This is a really good ad:
I'm Joe Manchin, and I approved this message to bring common sense to Washington. I'm a lifetime NRA member, but I don't walk in lockstep with the NRA's Washington leadership, this administration, or any special interest group. West Virginia, you know me. I haven't changed, and you know I've always fought for our gun rights. I believe that we can protect the Second Amendment while making our communities safer. I think most law-abiding gun owners agree with me. Call the NRA and tell them to support criminal background checks.
The backstory here is that the National Rifle Association
decided to start running ads attacking Joe Manchin for proposing expanded background checks despite the fact that Manchin is a lifelong NRA member and his background check proposal is popular across the country, even among Republicans.

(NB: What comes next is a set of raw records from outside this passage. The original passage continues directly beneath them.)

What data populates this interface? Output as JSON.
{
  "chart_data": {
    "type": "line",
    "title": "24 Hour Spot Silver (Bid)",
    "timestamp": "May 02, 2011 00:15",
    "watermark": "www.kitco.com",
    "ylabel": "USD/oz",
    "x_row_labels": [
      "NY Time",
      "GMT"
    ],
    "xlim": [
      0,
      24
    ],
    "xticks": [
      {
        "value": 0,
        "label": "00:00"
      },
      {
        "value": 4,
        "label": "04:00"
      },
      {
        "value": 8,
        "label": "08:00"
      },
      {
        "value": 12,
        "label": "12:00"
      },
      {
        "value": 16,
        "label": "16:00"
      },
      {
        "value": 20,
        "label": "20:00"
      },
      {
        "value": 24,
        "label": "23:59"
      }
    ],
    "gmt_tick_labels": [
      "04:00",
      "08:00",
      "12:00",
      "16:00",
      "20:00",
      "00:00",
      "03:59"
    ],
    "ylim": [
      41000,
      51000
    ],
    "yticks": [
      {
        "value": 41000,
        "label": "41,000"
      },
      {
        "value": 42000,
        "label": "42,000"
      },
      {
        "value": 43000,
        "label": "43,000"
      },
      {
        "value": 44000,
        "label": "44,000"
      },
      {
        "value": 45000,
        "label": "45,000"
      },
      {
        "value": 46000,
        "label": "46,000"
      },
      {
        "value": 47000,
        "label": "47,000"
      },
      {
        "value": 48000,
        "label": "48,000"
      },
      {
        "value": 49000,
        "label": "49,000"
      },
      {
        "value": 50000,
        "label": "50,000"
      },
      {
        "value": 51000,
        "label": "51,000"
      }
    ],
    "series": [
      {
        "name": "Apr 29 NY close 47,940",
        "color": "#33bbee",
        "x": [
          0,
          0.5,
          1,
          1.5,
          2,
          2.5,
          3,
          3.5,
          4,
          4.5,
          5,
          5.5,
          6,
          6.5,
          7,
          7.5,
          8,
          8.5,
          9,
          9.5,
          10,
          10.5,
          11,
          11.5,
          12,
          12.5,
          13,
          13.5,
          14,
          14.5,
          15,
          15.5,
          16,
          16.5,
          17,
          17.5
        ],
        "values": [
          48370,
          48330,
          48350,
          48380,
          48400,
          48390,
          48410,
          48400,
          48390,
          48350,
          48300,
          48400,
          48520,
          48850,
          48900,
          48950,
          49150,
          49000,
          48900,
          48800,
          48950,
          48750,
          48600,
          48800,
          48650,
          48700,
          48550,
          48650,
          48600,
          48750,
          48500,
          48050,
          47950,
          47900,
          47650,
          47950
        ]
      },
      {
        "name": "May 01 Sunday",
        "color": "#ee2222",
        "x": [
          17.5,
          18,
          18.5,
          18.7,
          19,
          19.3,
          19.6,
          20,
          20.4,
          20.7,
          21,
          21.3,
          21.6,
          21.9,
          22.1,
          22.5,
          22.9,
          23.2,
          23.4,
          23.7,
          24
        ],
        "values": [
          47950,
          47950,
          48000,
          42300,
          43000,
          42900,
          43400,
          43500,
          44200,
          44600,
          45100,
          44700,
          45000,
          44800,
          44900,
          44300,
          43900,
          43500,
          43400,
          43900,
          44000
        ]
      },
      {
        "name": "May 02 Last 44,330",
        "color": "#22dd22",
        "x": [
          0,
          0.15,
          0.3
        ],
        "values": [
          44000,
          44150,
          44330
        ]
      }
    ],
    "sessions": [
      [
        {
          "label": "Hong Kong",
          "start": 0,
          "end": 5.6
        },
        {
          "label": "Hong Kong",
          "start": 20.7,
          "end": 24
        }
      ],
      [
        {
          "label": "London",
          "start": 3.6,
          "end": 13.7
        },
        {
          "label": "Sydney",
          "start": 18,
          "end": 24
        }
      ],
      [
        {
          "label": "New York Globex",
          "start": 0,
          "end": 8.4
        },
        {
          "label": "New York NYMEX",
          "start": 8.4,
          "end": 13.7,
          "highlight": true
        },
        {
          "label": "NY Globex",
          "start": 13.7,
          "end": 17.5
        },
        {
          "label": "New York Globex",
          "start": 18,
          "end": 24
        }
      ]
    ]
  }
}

Manchin isn't up for reelection until 2018, so he probably could have ignored the NRA's attack, but he's smart enough to realize that the NRA's attack was actually a tremendous opportunity for him to reinforce his brand as an independent voice, and that's exactly what his ad does.
Manchin carries a rifle throughout the ad, but because this isn't the first time he's done so, it doesn't come across as defensive or unnatural. His argument that it's possible to protect gun rights while making them safer isn't unusual, but it builds up to the ad's call to action, which is unusual: Manchin asks voters to call the NRA and tell them to support criminal background checks.
The net result is that Manchin delivers a haymaker—defining the NRA as being so extreme that it's attacking him because he supports criminal background checks—without breaking a sweat or appearing to throw a punch. And he asks voters for their support—not for him personally, but for the common sense approach he's trying to take.
Manchin isn't a perfect senator—he's on the wrong side of marriage equality, for example—but he's doing a terrific job showing why politicians shouldn't be afraid of the NRA.